Vector databases represent an exciting new trend, and for good reason. Rather than relying on traditional Boolean logic, semantic search leverages word associations by creating embeddings and storing them in a vector database. In machine learning and natural language processing, embeddings depict words or sentences as dense vectors of real numbers in a continuous vector space. This numerical representation of text is typically generated by a model that tokenizes the text and learns embeddings from the data. Vectors capture the contextual and semantic meaning of each word. When a user makes a semantic query, the search system works to interpret their intent and context. The system then breaks the query into individual words or tokens, converts them into vector representations using embedding models, and returns ranked results based on their relevance. Unlike Boolean search which requires specific syntax, (“AND”, “OR”, etc.) semantic search allows for queries in natural language and opens up a whole new world of potential when searches are not constrained by the rules of exact matching of text. 

However, legal language differs from everyday language. The large number of technical terms, the careful precision, and the fluid interpretations inherent in law mean that semantic search systems may fail to grasp the context and nuances of legal queries. The interconnected and evolving nature of legal concepts poses challenges in neatly mapping them into an embedding space representation. One potential way to improve semantic search in the legal domain is by enhancing the underlying embedding models. Embedding models are often trained on generalized corpora like Wikipedia, giving them a broad but shallow understanding of law. This surface-level comprehension proves insufficient for legal queries, which may seem simple but have layers of nuance. For example, when asked to retrieve the key facts of a case, an embedding model might struggle to discern what facts are relevant versus extraneous details.  

The model may also fail to distinguish between majority and dissenting opinions due to a lack of legal background needed to make such differentiations. Training models on domain-specific legal data represents one promising approach to overcoming these difficulties. By training on in-depth legal corpora, embeddings could better capture the subtleties of legal language, ideas, and reasoning. For example, Legal Bert, which stands for Bidirectional Encoder Representations was pre-trained on the CaseHold dataset.
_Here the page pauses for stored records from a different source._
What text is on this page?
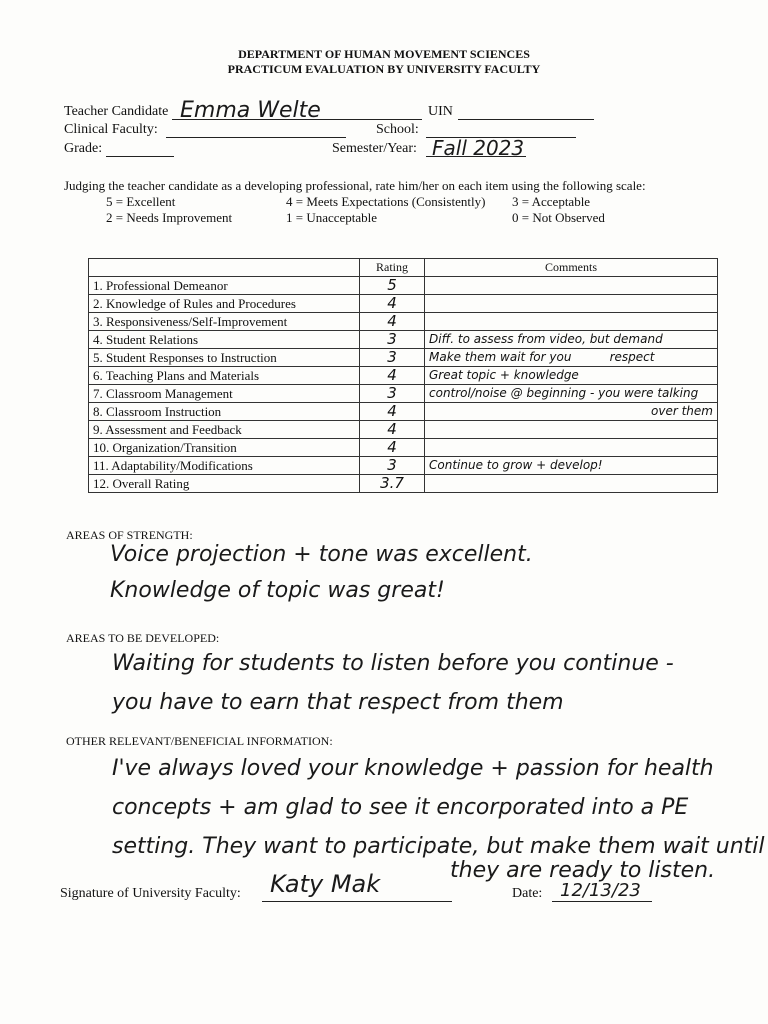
DEPARTMENT OF HUMAN MOVEMENT SCIENCES
PRACTICUM EVALUATION BY UNIVERSITY FACULTY
Teacher Candidate Emma Welte	UIN
Clinical Faculty:	School:
Grade:	Semester/Year: Fall 2023
Judging the teacher candidate as a developing professional, rate him/her on each item using the following scale:
5 = Excellent	4 = Meets Expectations (Consistently) 3 = Acceptable
2 = Needs Improvement	1 = Unacceptable	0 = Not Observed
	Rating	Comments
1. Professional Demeanor	5	
2. Knowledge of Rules and Procedures	4	
3. Responsiveness/Self-Improvement	4	
4. Student Relations	3	Diff. to assess from video, but demand
5. Student Responses to Instruction	3	Make them wait for you          respect
6. Teaching Plans and Materials	4	Great topic + knowledge
7. Classroom Management	3	control/noise @ beginning - you were talking
8. Classroom Instruction	4	over them
9. Assessment and Feedback	4	
10. Organization/Transition	4	
11. Adaptability/Modifications	3	Continue to grow + develop!
12. Overall Rating	3.7	
AREAS OF STRENGTH:
Voice projection + tone was excellent.
Knowledge of topic was great!
AREAS TO BE DEVELOPED:
Waiting for students to listen before you continue -
you have to earn that respect from them
OTHER RELEVANT/BENEFICIAL INFORMATION:
I've always loved your knowledge + passion for health
concepts + am glad to see it encorporated into a PE
setting. They want to participate, but make them wait until
they are ready to listen.
Signature of University Faculty: Katy Mak	Date: 12/13/23
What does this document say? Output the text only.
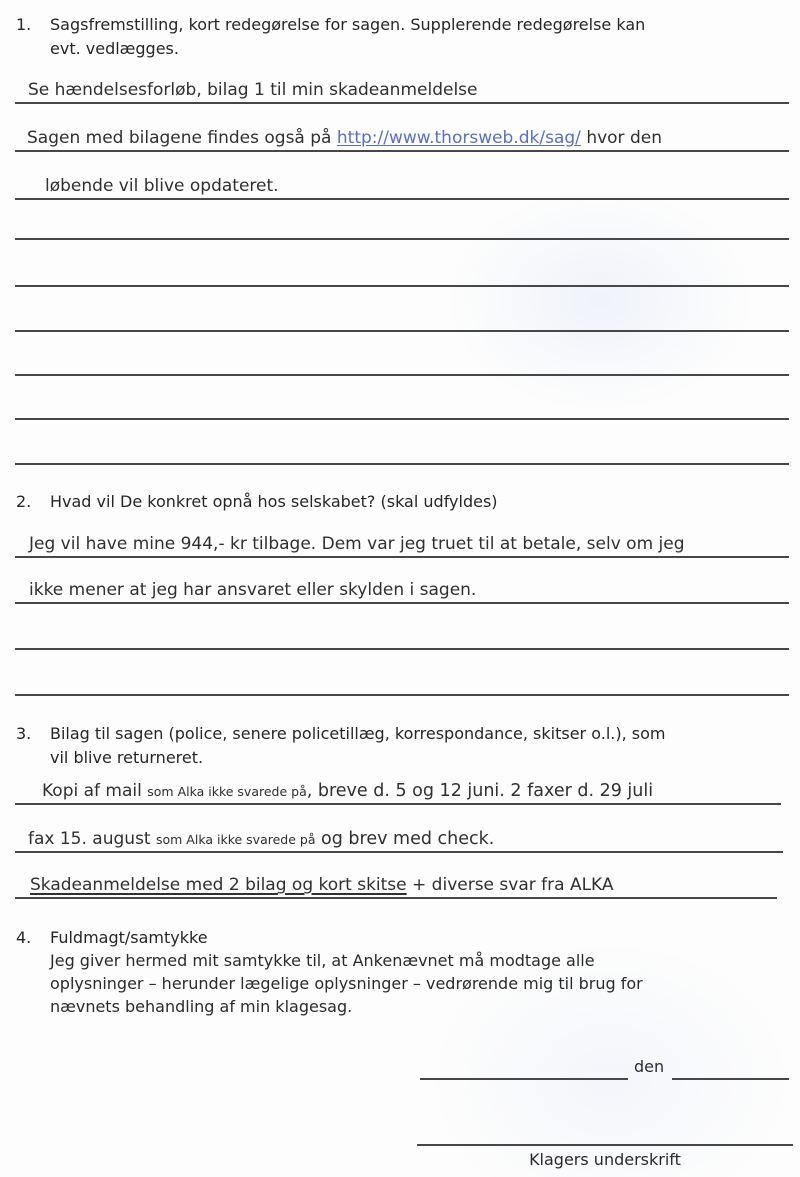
1.	Sagsfremstilling, kort redegørelse for sagen. Supplerende redegørelse kan
evt. vedlægges.
Se hændelsesforløb, bilag 1 til min skadeanmeldelse
Sagen med bilagene findes også på http://www.thorsweb.dk/sag/ hvor den
løbende vil blive opdateret.
2.	Hvad vil De konkret opnå hos selskabet? (skal udfyldes)
Jeg vil have mine 944,- kr tilbage. Dem var jeg truet til at betale, selv om jeg
ikke mener at jeg har ansvaret eller skylden i sagen.
3.	Bilag til sagen (police, senere policetillæg, korrespondance, skitser o.l.), som
vil blive returneret.
Kopi af mail som Alka ikke svarede på, breve d. 5 og 12 juni. 2 faxer d. 29 juli
fax 15. august som Alka ikke svarede på og brev med check.
Skadeanmeldelse med 2 bilag og kort skitse + diverse svar fra ALKA
4.	Fuldmagt/samtykke
Jeg giver hermed mit samtykke til, at Ankenævnet må modtage alle
oplysninger – herunder lægelige oplysninger – vedrørende mig til brug for
nævnets behandling af min klagesag.
den
Klagers underskrift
The size of this corpus (37GB) is large, representing 3,446,187 legal decisions across all federal and state courts. The CaseHold data set is larger than the size of the Book Corpus/Wikipedia corpus originally used to train the BERT model.  When tested on the LexGlue benchmark- a benchmark dataset to evaluate the performance of NLP methods in legal tasks, Legal Bert performed better than ChatGPT.  
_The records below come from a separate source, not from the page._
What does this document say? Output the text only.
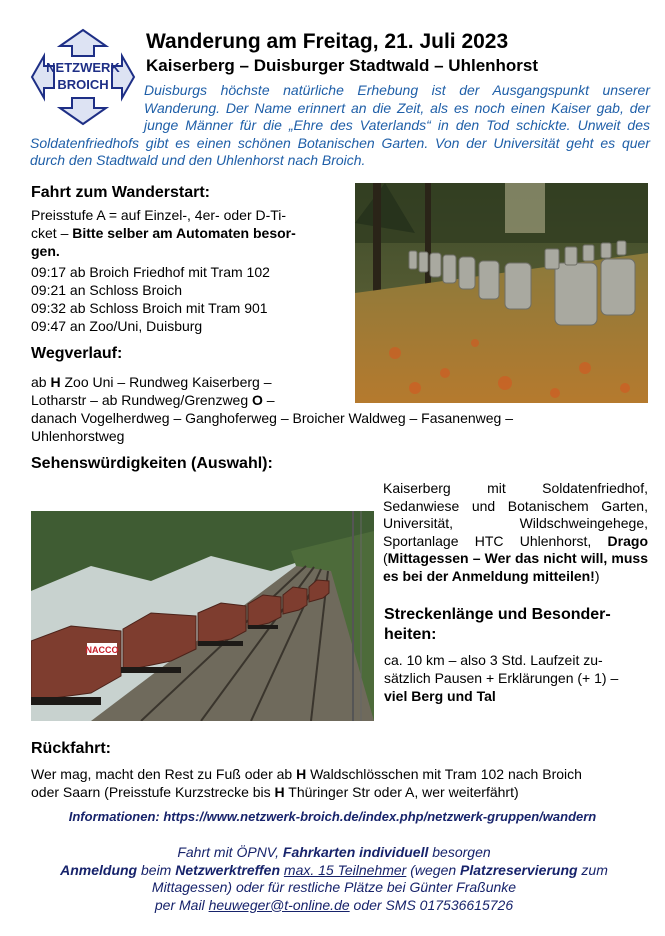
NETZWERK
BROICH
Wanderung am Freitag, 21. Juli 2023
Kaiserberg – Duisburger Stadtwald – Uhlenhorst
Duisburgs höchste natürliche Erhebung ist der Ausgangspunkt unserer Wanderung. Der Name erinnert an die Zeit, als es noch einen Kaiser gab, der junge Männer für die „Ehre des Vaterlands“ in den Tod schickte. Unweit des Soldatenfriedhofs gibt es einen schönen Botanischen Garten. Von der Universität geht es quer durch den Stadtwald und den Uhlenhorst nach Broich.
Fahrt zum Wanderstart:
Preisstufe A = auf Einzel-, 4er- oder D-Ti-
cket – Bitte selber am Automaten besor-
gen.
09:17 ab Broich Friedhof mit Tram 102
09:21 an Schloss Broich
09:32 ab Schloss Broich mit Tram 901
09:47 an Zoo/Uni, Duisburg
Wegverlauf:
ab H Zoo Uni – Rundweg Kaiserberg –
Lotharstr – ab Rundweg/Grenzweg O –
danach Vogelherdweg – Ganghoferweg – Broicher Waldweg – Fasanenweg –
Uhlenhorstweg
Sehenswürdigkeiten (Auswahl):
Kaiserberg mit Soldatenfriedhof, Sedanwiese und Botanischem Garten, Universität, Wildschweingehege, Sportanlage HTC Uhlenhorst, Drago (Mittagessen – Wer das nicht will, muss es bei der Anmeldung mitteilen!)
NACCO
Streckenlänge und Besonder-
heiten:
ca. 10 km – also 3 Std. Laufzeit zu-
sätzlich Pausen + Erklärungen (+ 1) –
viel Berg und Tal
Rückfahrt:
Wer mag, macht den Rest zu Fuß oder ab H Waldschlösschen mit Tram 102 nach Broich
oder Saarn (Preisstufe Kurzstrecke bis H Thüringer Str oder A, wer weiterfährt)
Informationen: https://www.netzwerk-broich.de/index.php/netzwerk-gruppen/wandern
Fahrt mit ÖPNV, Fahrkarten individuell besorgen
Anmeldung beim Netzwerktreffen max. 15 Teilnehmer (wegen Platzreservierung zum
Mittagessen) oder für restliche Plätze bei Günter Fraßunke
per Mail heuweger@t-online.de oder SMS 017536615726
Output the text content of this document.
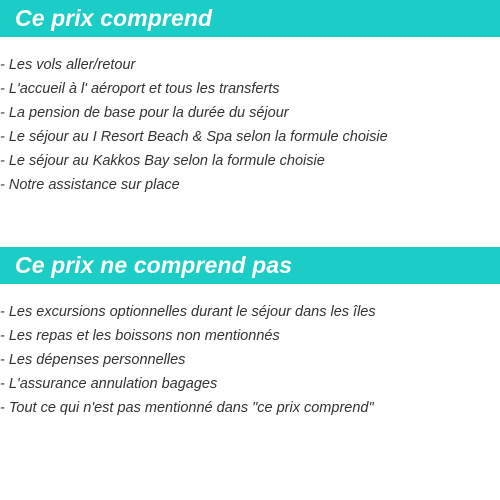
Ce prix comprend
- Les vols aller/retour
- L'accueil à l' aéroport et tous les transferts
- La pension de base pour la durée du séjour
- Le séjour au I Resort Beach & Spa selon la formule choisie
- Le séjour au Kakkos Bay selon la formule choisie
- Notre assistance sur place
Ce prix ne comprend pas
- Les excursions optionnelles durant le séjour dans les îles
- Les repas et les boissons non mentionnés
- Les dépenses personnelles
- L'assurance annulation bagages
- Tout ce qui n'est pas mentionné dans "ce prix comprend"
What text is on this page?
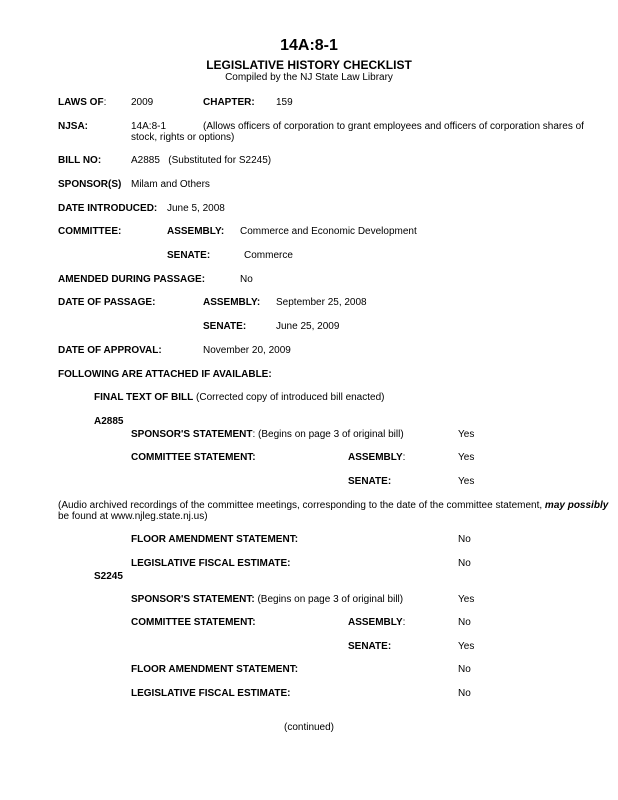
14A:8-1
LEGISLATIVE HISTORY CHECKLIST
Compiled by the NJ State Law Library
LAWS OF: 2009	CHAPTER: 159
NJSA:	14A:8-1	(Allows officers of corporation to grant employees and officers of corporation shares of
stock, rights or options)
BILL NO:	A2885 (Substituted for S2245)
SPONSOR(S) Milam and Others
DATE INTRODUCED: June 5, 2008
COMMITTEE:	ASSEMBLY: Commerce and Economic Development
SENATE:	Commerce
AMENDED DURING PASSAGE:	No
DATE OF PASSAGE:	ASSEMBLY: September 25, 2008
SENATE:	June 25, 2009
DATE OF APPROVAL:	November 20, 2009
FOLLOWING ARE ATTACHED IF AVAILABLE:
FINAL TEXT OF BILL (Corrected copy of introduced bill enacted)
A2885
SPONSOR'S STATEMENT: (Begins on page 3 of original bill)	Yes
COMMITTEE STATEMENT:	ASSEMBLY:	Yes
SENATE:	Yes
(Audio archived recordings of the committee meetings, corresponding to the date of the committee statement, may possibly
be found at www.njleg.state.nj.us)
FLOOR AMENDMENT STATEMENT:	No
LEGISLATIVE FISCAL ESTIMATE:	No
S2245
SPONSOR'S STATEMENT: (Begins on page 3 of original bill)	Yes
COMMITTEE STATEMENT:	ASSEMBLY:	No
SENATE:	Yes
FLOOR AMENDMENT STATEMENT:	No
LEGISLATIVE FISCAL ESTIMATE:	No
(continued)
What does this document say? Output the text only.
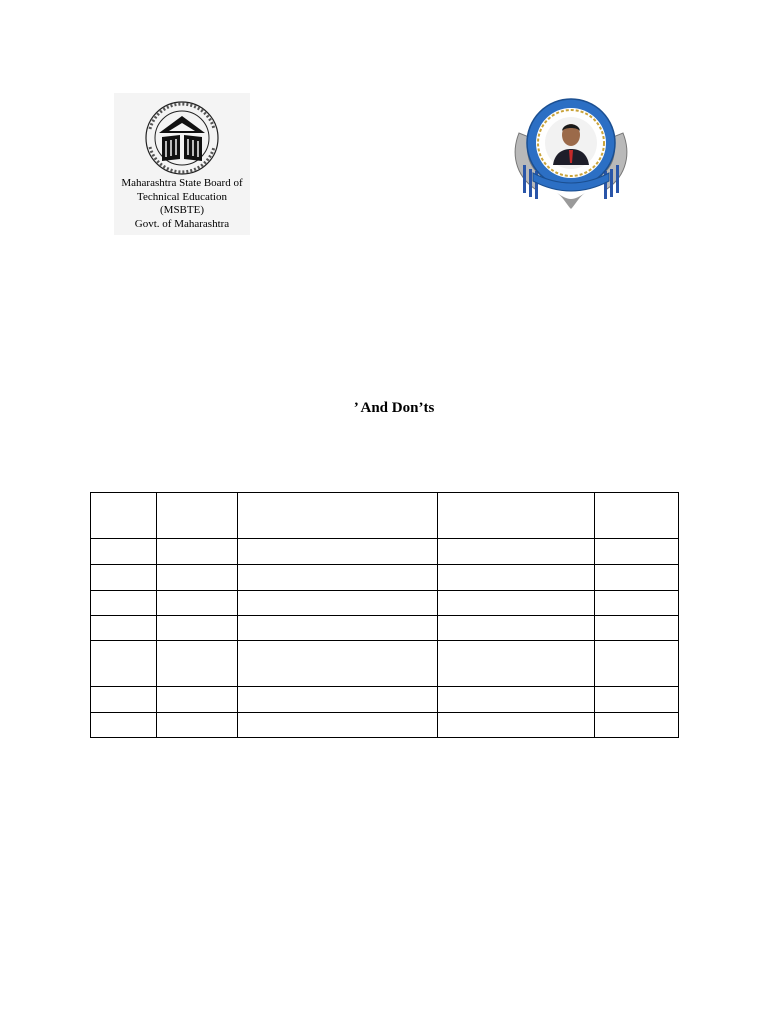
Maharashtra State Board of
Technical Education
(MSBTE)
Govt. of Maharashtra
’ And Don’ts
Semantic search shows promise for transforming legal research, but realizing its full potential in the legal domain poses challenges. Legal language is complex and can make it difficult for generalized embedding models to grasp the nuances of legal queries. However, recent optimized legal embedding models indicate these hurdles can be overcome by training on ample in-domain data. Still, comprehensively encoding the interconnected, evolving nature of legal doctrines into a unified embedding space remains an open research problem. Hybrid approaches combining Boolean and vector models are a promising new frontier that many researchers are exploring. 

Realizing the full potential of semantic search for law remains an ambitious goal requiring innovative techniques. But the payoff could be immense – responsive, accurate AI assistance for case law research and analysis. While still in its promising infancy, the continued maturation of semantic legal search could profoundly augment the capabilities of legal professionals. A shift from generic to domain-specific models holds promise.